The Body Rules
What children should know
Children should know that a person is breaking the body rules if that person:
- touches the child’s private parts. The only time this is not breaking the body rules is if:
- a doctor or parent/carer is helping keep the child clean and the child is unable to do this for themselves
- a doctor needs to touch a child’s private parts when the child is sick (usually the child’s parent/carer would be present in this situation).
- shows the child their private parts
- asks or forces the child to touch someone’s private parts
- shows the child pictures of people’s private parts
- takes naked pictures of the child
- uses sexually explicit words
- asks the child to perform sexual acts.
Breaking the body rules is sexual abuse and is against the law. It is never okay and it is never the fault of the child.
Although most people do not break the body rules, there is no way to tell the difference between people that break the body rules and those that don’t. The person probably won’t look different from anybody else. The person can be someone the child knows or someone they don’t. The person can be someone the child likes or someone who is supposed to look after the child. The person can be a man or a woman. The person can be a friend of the family, a member of the family or anybody else.

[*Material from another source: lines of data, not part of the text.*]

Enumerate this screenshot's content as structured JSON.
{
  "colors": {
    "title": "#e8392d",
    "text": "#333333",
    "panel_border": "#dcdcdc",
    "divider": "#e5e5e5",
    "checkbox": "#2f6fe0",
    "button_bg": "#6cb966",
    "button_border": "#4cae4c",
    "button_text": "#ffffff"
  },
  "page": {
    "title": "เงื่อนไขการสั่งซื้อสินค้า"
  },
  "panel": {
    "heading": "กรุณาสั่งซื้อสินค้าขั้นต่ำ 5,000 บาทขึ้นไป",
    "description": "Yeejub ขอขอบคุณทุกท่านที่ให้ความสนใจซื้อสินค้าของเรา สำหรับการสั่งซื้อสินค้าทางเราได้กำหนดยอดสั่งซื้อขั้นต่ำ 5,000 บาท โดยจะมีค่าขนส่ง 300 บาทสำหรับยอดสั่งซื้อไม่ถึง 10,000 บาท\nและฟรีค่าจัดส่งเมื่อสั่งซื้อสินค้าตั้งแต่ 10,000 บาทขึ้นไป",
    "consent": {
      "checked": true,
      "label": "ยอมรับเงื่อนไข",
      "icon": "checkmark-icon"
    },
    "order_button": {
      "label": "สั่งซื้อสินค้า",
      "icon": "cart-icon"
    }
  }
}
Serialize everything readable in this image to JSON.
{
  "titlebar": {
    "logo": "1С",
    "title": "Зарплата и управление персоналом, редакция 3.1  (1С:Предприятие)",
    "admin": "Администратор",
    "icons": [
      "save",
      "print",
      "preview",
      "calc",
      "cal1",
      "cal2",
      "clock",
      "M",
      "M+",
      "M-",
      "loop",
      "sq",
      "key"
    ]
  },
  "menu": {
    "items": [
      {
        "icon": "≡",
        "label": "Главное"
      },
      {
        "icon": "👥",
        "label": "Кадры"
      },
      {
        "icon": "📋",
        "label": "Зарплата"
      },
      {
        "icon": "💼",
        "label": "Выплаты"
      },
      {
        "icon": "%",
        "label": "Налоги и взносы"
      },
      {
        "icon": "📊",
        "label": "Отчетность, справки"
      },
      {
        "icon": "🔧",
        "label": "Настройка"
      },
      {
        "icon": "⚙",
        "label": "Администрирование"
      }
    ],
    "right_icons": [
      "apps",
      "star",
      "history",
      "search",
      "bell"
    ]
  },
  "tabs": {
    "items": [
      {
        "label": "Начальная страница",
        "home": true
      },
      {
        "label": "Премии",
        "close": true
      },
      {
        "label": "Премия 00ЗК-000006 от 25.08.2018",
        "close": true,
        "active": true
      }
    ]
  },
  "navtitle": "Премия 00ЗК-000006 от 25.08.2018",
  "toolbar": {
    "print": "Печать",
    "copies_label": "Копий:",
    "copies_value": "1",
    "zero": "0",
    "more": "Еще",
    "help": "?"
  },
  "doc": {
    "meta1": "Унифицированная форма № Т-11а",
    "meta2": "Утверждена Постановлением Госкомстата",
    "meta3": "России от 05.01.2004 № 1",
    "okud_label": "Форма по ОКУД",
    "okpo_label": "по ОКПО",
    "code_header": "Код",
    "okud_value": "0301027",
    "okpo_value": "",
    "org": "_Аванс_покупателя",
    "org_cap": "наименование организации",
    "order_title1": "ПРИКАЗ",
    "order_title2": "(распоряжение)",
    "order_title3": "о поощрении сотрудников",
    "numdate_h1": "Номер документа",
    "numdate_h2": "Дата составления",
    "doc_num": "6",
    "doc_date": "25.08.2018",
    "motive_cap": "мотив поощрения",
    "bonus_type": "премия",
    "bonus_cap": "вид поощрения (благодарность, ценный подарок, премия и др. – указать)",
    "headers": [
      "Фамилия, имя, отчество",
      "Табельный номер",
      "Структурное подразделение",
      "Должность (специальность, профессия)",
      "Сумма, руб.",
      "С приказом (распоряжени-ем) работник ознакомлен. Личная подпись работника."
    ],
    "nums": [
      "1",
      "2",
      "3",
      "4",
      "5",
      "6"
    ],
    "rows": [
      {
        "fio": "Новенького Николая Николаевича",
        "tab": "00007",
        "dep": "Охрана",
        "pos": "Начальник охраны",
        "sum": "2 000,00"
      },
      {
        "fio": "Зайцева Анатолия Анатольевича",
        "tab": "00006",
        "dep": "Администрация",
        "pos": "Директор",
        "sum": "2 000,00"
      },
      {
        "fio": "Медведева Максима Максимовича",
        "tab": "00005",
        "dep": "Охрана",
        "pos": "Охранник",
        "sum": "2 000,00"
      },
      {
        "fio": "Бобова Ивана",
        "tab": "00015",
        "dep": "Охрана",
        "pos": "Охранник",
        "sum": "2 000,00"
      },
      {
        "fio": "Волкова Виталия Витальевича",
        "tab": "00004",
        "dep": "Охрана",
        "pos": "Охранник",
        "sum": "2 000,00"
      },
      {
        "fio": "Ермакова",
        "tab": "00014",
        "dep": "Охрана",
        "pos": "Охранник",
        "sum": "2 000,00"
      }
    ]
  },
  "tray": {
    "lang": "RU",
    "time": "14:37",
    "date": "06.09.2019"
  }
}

Any child can be sexually abused. It does not matter how old or young the child is, whether the child is a boy or a girl, what cultural background the child has, whether the child has a disability or how many friends the child has.
Why this is an important part of child sexual abuse prevention
Perpetrators of child sexual abuse may attempt to make the child think that what is happening is normal; therefore children need to have a clear understanding of what constitutes child sexual abuse. They need to know that if this happens it is never okay, it is not their fault and that they should tell their trusted adults about what is happening to them.
Children are developmentally able to interpret rules as opposed to recognising feelings. Recognising feelings has been a feature of other protective behaviours programs and proven ineffective in cases where children can’t recognise or don’t have negative feelings in relation to the abuse.
Ideas for having conversations on this concept
- talk about private body parts (see private body parts)
- introduce the concept of body ownership to talk to your child about the body rules
- reflect on how the body rules were applied to the Robot Factory mini-game that the child played in chapters 1, 2 and 5
- help your child understand that, although most people don’t, anyone can break the body rules
- explain to your child that if someone breaks the body rules, this is called sexual abuse
- help your child understand that any child can be sexually abused
- talk to your child about what they would do if someone breaks the body rules
- explain to your child that they have the right to privacy and that their body is their own and no one, not even you, has the right to break the body rules.